Note: Clélia Kerlais, merci. Merci. Merci. Merci. MERCI.
SCN, joyeux joyeux joyeux anniversaire !
Le titre vient de la comptine "1, 2, 3, nous irons au bois". Oui, il me fallait bien quelque chose.
Les reviews sont appréciées, évidemment. C'est notre seule façon de savoir que tant de travail et de plaisir ont plu. :)
Bonne lecture !
Il souffle une nouvelle fois, tentant quand même de se faire discret. Mais putain, il donnerait tout ce qu'il a pour être ailleurs qu'ici, allongé sur le sol, dans cette forêt sombre et humide du fin fond de l'Autriche, un fusil de précision HTR 2000 pointé en direction d'un chalet aux volets encore fermés. Ça fait trois heures qu'ils attendent comme des cons et il se les gèle.
Si seulement il pouvait se blottir un peu contre le corps chaud d'Harry. Juste un peu. Juste assez pour sentir à nouveau ses membres engourdis. Mais il est clair que c'est impossible. Ils sont en pleine mission et Harry Hart est incorruptible. Il se déplace légèrement vers sa gauche, sa jambe frôlant celle de son partenaire qui grogne son nom, la voix basse et grave.
Eggsy se fige et replace son regard dans le viseur. Toujours rien. Bordel… Si leur informateur s'est planté, il jure qu'il ira lui-même le retrouver et qu'il se fera une joie de l'achever. Nouveau soupir. Ils sont complétement seuls dans cette forêt pourrie et le silence qui les entoure est vraiment flippant. Même Merlin a déserté leurs oreillettes pour pas qu'ils se fassent repérer. Faut dire que le mec qu'ils doivent buter est assez parano pour posséder un matos de sécurité de malade. D'où l'immobilisation forcée et l'interdiction totale de faire le moindre bruit.

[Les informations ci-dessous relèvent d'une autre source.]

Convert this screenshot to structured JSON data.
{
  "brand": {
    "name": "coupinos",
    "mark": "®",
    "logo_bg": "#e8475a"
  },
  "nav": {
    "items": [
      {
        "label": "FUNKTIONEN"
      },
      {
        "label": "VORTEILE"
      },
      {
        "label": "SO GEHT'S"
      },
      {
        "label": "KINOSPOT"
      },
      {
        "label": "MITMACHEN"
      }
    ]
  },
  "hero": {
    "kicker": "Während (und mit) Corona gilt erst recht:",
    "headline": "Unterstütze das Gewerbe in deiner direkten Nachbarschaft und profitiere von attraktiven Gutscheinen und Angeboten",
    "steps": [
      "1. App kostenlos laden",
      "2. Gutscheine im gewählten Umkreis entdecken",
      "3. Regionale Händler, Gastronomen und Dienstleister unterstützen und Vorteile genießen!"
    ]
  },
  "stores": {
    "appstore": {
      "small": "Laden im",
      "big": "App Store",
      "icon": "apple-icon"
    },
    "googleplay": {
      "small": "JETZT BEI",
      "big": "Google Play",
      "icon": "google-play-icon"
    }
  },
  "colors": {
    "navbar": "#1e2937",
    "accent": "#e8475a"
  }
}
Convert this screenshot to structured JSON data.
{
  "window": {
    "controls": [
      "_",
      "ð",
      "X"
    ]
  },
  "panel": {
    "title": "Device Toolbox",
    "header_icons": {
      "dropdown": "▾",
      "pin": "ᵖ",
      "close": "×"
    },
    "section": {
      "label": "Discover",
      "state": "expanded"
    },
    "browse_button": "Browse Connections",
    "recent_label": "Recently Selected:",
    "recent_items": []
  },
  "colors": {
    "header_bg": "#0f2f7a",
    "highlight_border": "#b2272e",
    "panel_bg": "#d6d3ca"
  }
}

Il tourne son visage vers Harry qui semble s'être changé en statue de marbre. Il ne quitte pas la lunette des yeux, son index ganté crispé sur la gâchette, prêt à tirer au moindre mouvement suspect. Ses lèvres ne forment plus qu'une ligne fine, indice de l'intense concentration dans laquelle il s'est plongé. Putain, qu'il est canon. Eggsy adore quand il est comme ça : focalisé sur une cible, dévoilant sa force et son charisme animal sous son aspect de gentleman sophistiqué.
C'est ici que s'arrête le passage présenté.